There are many examples of schemers; my favorites include:
- Carlos Valderrama of Colombia: never fleet of foot, never hurried, just a metronome-like quality that drove his team down the field,
- Beckenbauer of Germany; calm, cool and always the right ball,
- And the incredible duo of Spain’s World Cup-winning team: Andrés Iniesta and Xavi. Since Iniesta scored the winning goal, an incredible amount has been written about him. Here’s a couple of excerpts from a profile in El Mundo Magazine’s July 18 edition , cited by the excellent blog Conlaroja:
José María Barreda, president of the Castilla-La Mancha government( emphasis mine):
“Simple, humble, hardworking, extraordinarily normal. Andrés Iniesta embodies the character of my countrymen – quiet and profound, serious and reliable. He thinks and acts – he acts while thinking. Iniesta plays with his head while moving his feet as if a powerful magnet in his boots were holding onto the ball. Andrés is not one to get past defenders and he’s not narrow-minded, but rather he plays the game with the perspective of someone who views the entire field and knows where all the other players are and, most importantly, where they can receive his passes to create goals.”
And from Luis Cobos, composer and director of the Manchegan orchestra:
“La Furia Roja demonstrated, in this World Cup, that they were an orchestra perfectly in sync. They performed for us an amazing recital, a concert, full of melody, rhythm and harmony.

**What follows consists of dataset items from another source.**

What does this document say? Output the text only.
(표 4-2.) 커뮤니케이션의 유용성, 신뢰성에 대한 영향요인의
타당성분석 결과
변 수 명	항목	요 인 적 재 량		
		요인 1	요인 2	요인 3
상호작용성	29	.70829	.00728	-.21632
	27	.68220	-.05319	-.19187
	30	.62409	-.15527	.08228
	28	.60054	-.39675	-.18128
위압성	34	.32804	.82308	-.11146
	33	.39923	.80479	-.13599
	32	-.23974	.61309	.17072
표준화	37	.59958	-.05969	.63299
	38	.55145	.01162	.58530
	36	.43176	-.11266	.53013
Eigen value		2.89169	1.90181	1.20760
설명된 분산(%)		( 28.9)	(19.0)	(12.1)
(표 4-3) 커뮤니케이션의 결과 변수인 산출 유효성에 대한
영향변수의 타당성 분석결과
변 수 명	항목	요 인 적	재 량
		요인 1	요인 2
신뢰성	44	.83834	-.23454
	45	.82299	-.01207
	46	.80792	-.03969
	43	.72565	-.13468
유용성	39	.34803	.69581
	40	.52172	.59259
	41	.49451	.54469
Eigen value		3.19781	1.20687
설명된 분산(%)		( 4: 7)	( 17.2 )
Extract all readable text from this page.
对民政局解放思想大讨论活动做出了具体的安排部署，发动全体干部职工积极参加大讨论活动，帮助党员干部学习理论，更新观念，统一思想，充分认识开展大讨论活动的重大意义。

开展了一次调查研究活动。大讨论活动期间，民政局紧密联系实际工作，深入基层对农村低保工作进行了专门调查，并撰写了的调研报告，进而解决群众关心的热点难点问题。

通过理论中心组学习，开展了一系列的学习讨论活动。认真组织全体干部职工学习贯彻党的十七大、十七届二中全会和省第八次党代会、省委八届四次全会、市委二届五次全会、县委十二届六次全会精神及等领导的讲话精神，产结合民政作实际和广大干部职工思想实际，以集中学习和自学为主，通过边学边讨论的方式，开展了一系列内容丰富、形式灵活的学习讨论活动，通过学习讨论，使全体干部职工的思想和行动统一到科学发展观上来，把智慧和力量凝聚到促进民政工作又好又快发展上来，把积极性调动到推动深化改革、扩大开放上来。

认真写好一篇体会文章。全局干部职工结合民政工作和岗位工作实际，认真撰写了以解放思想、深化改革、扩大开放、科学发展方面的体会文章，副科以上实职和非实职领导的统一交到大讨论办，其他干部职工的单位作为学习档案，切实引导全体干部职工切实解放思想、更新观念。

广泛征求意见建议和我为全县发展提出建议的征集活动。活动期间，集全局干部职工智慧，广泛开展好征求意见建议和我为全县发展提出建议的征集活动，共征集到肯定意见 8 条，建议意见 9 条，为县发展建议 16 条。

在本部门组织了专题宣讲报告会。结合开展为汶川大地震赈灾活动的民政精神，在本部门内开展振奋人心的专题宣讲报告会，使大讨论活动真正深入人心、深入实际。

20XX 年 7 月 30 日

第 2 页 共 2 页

And if anyone most notably fused those three elements, it was Andrés Iniesta. The little Iniesta shaped the melody like a virtuoso soloist, adjusting to the needs of the rest of the team.
Escaping the variable servitude of harmony, fleeing the subjugation of rhythm, he painted varying strokes to produce a magnificent song that surrounded us and entrapped us. A song that gave feeling, body, and identity to la selección‘s marvelous symphony. And when the song combined with that of Xavi, the other music maker of excellence, it became sublime.”
In this sense, the Schemer is the anti-star. The star shapes the game by doing things no one else can. The schemer serves his teammates, striving to make them look good. You will notice that the word “humilde” (humble) pops up again and again when talking about Iniesta, and this is why.
As for Xavi, there’s nothing to say beyond these Opta stats from the World Cup: per OptaJoao on Twitter:
Xavi made more successful passes than Dunga? Hell, he made more than Don Draper.
And from optapaolo 25 – “Xavi has created 25 goalscoring chances in this #WorldCup – eight more than any other player. Creative #Esp #Ned” 4:06 AM Jul 10th. If Spain converts one out of five chances, that’s five goals. They only scored eight in the tournament.
Next post in this series will be about the star, but I wanted to touch on the stalwart and schemers, because they are the players you don’t often see in the highlights. But without them, there are no highlights.
* I’ll just use “he” for now to refer to players of either sex
** There is an inherent risk-reward return to the passes we make. The more “killer” the pass, the higher likelihood it will fail. A player who completes 100% of his passes is probably not attacking enough. The player who always passes to his center-forward is losing the ball too often and predictably.